Zimbabwe’s debt surged by 54.7% in nominal terms during 2023, reaching 96.7% of GDP, equivalent to US$21.2 billion, up from 62.1% of GDP (US$13.7 billion) in 2021. This increase was primarily driven by domestic debt.
Minister Ncube attributed the rapid debt growth to the government’s takeover of legacy debts, the Reserve Bank of Zimbabwe’s external liabilities, the capitalization of the Mutapa Investment Fund, and the compensation of former farm owners. Domestic debt rose from US$5.2 billion in 2022 to US$8.1 billion in 2023, fueled by US$2.84 billion in Treasury bond issuance, including US$924 million to clear legacy RBZ debts and US$1.92 billion to capitalize the Mutapa Investment Fund.
The African Development Bank (AfDB), in its recent Country Focus Report, warned that Zimbabwe’s unsustainable debt burden poses a significant obstacle to the successful implementation of the country’s National Development Strategy 1 (NDS1). To curb inflation risks, AfDB recommended that Zimbabwe reduce its reliance on domestic borrowing. This could be achieved by eliminating the Reserve Bank’s quasi-fiscal operations and restricting its spending to allocated budget funds.
Prof. Ncube emphasized that the government would expedite the Zimbabwe Arrears Clearance and Debt Resolution Strategy through the Structured Dialogue Platform and the Engagement and Re-Engagement agenda to address the debt burden and secure access to external long-term concessional funding.

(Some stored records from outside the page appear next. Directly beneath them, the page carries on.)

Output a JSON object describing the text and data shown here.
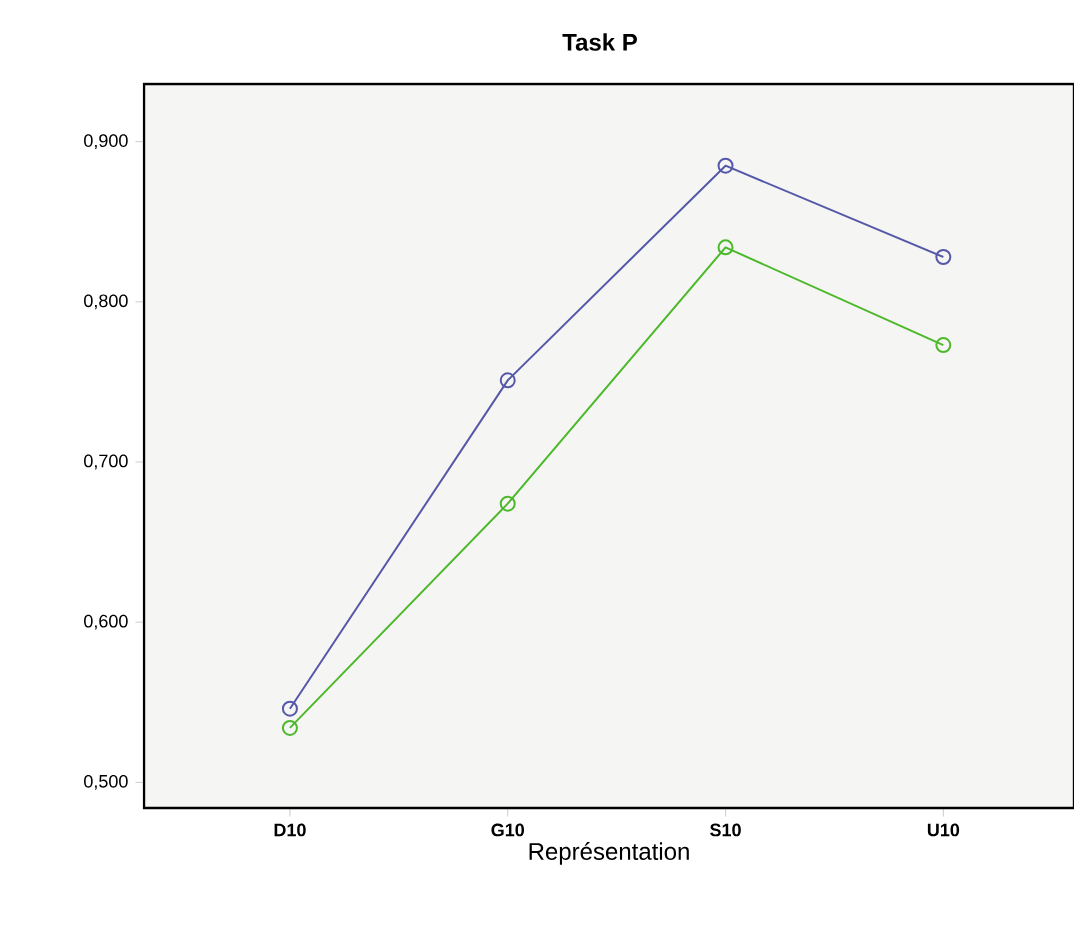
{
  "chart_data": {
    "type": "line",
    "title": "Task P",
    "xlabel": "Représentation",
    "categories": [
      "D10",
      "G10",
      "S10",
      "U10"
    ],
    "series": [
      {
        "color": "#5558a8",
        "values": [
          0.546,
          0.751,
          0.885,
          0.828
        ]
      },
      {
        "color": "#4cb82a",
        "values": [
          0.534,
          0.674,
          0.834,
          0.773
        ]
      }
    ],
    "ylim": [
      0.484,
      0.936
    ],
    "yticks": [
      {
        "value": 0.5,
        "label": "0,500"
      },
      {
        "value": 0.6,
        "label": "0,600"
      },
      {
        "value": 0.7,
        "label": "0,700"
      },
      {
        "value": 0.8,
        "label": "0,800"
      },
      {
        "value": 0.9,
        "label": "0,900"
      }
    ],
    "marker": "circle",
    "line_style": "solid",
    "grid": false
  }
}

The AfDB report estimates that Zimbabwe faces an annual financing gap of US$3.76 billion by 2030 to accelerate its economic development and match more successful developing countries from other regions. This gap represents 13.4% of GDP for economic development by 2030 and 2.4% of GDP by 2063.
The report highlighted that better access to finance is crucial for Zimbabwe’s economic development. It stressed the urgency for Zimbabwe to raise significant resources to expedite economic development and maintain its pace. The AfDB used a method based on the Sustainable Development Goals (SDGs) to calculate the financing needs and gaps, emphasizing that interlinkages between different SDGs contribute to economic development. Certain SDGs, more critical for economic development, require substantial financial investments.
In conclusion, addressing the financing needs and gaps in key sectors is essential for Zimbabwe to overcome its shortcomings in SDGs directly linked to economic development, the AfDB report stated.